Eye in the Sky originated as a BBC movie, but somewhere in its development when that deal fell apart, Gavin Hood (Ender’s Game, X-Men Origins: Wolverine) took over the script by Guy Hibbert. Hood found the backing and filmed the movie in his native South Africa. He cast screen legends Helen Mirren and Alan Rickman with Breaking Bad actor Aaron Paul and relative newcomer Barkhad Abdi, from Captain Phillips. Aisha Takow plays Alia Mo’Allim, a young girl selling bread who plays a pivotal role in the story.
This is a war movie, but in tone and drama, it plays out more like 12 Angry Men than Saving Private Ryan. It’s an absurdity: The warriors are in Las Vegas, the officers are in England, and the battlefield is a militia-held territory in Kenya. For years, Colonel Katherine Powell (Mirren) had been tracking Susan Danford aka Ayesha AL-Hady, a British national who had become radicalized and joined a terrorist organization. She had finally pinpointed Danford, with the aid of a spy on the ground (Abdi). Meanwhile in a boardroom equipped with close-circuit TV, General Benson (Rickman) monitors the mission with high-ranking ministers from the British government. Though the original mission was to capture Danford, it became a kill mission when they learned she was preparing two suicide bombers. The drone pilot, Steve Watts (Paul) and his assistant, Carrie Gershon (Phoebe Fox), must carry out the kill mission, but neither had fired a Hellfire missile before. Needless to say, they suffer qualms.
They share these qualms with British ministers. With legal, political, and diplomatic ramifications at stake, this action is debated and referred to such people as the Foreign Minister and the US Secretary of State. No one wants to take full responsibility for this action. And the situation becomes more complicated when Alia shows up outside the target house to sell bread. She gives a face to “collateral damage.” Since she would also likely perish in the drone strike, the dilemma becomes: Is it better to kill one innocent to stop a suicide bombing or to abort the mission, which means the suicide bombers would complete their missions. To Benson and Powell, there is no option than to carry out the strike, but to the government ministers and the drone pilots, who must squeeze the trigger, the moral high ground is not so easily defined.

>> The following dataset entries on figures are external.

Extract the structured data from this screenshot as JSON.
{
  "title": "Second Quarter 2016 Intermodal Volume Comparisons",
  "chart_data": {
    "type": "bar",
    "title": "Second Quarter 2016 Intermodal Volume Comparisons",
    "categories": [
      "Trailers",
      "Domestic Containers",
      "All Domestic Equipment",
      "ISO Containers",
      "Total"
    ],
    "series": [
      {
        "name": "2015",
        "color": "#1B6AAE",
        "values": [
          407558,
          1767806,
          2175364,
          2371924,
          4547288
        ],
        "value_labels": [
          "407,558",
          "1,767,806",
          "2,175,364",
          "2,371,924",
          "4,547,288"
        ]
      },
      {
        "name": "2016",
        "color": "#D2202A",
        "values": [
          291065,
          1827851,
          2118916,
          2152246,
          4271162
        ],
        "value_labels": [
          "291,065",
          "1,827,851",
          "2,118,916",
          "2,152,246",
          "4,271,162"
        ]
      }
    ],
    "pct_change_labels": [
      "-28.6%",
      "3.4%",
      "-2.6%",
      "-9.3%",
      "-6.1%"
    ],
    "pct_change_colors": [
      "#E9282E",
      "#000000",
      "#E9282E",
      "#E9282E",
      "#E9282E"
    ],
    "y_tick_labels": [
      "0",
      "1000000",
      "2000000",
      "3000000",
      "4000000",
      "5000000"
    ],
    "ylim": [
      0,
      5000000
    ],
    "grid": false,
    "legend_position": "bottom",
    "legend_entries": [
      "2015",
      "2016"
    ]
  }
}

Though the war against terrorism is the background conflict in this movie, the dramatic conflict of Eye in the Sky is the debate over this dilemma. Maybe you learned in school that literary conflict is between good versus evil, and though that applies for many stories, good versus good often tells a more compelling story. That is the case in this movie, where the central issue is whether to spare Alia’s life or to stop a suicide bombing.
Besides the terrorists, who have no speaking roles in this movie, there are no bad guys here, no villains. Character development fuels this movie. We understand the players on the screen: Powell who must complete her mission, General Benson who must convince the politicians this is the right course, and Watts who would prefer to never squeeze the trigger. Good acting is essential in such movies, and all the performers performed well. This allows us to believe that we are watching real people in a real situation, as events unfold in real time. Though Eye in the Sky is slow movie at the beginning, as the characters are established and the conflict develops, that tension builds us to climax and the emotional release that ensues from it. In lessor hands, this movie would’ve felt sentimental, but in Hood’s hands, the emotions felt honest. I cried drying the climax. In fact, my eyes were still teary as I left the theater. Thinking about it still brings tears to my eyes.
As I am sure you can tell by the above comments, I recommend Eye in the Sky. Though I don’t believe it is driving a lot of viewers to the theater, those who do see it are rewarded with an intellectual and emotional drama.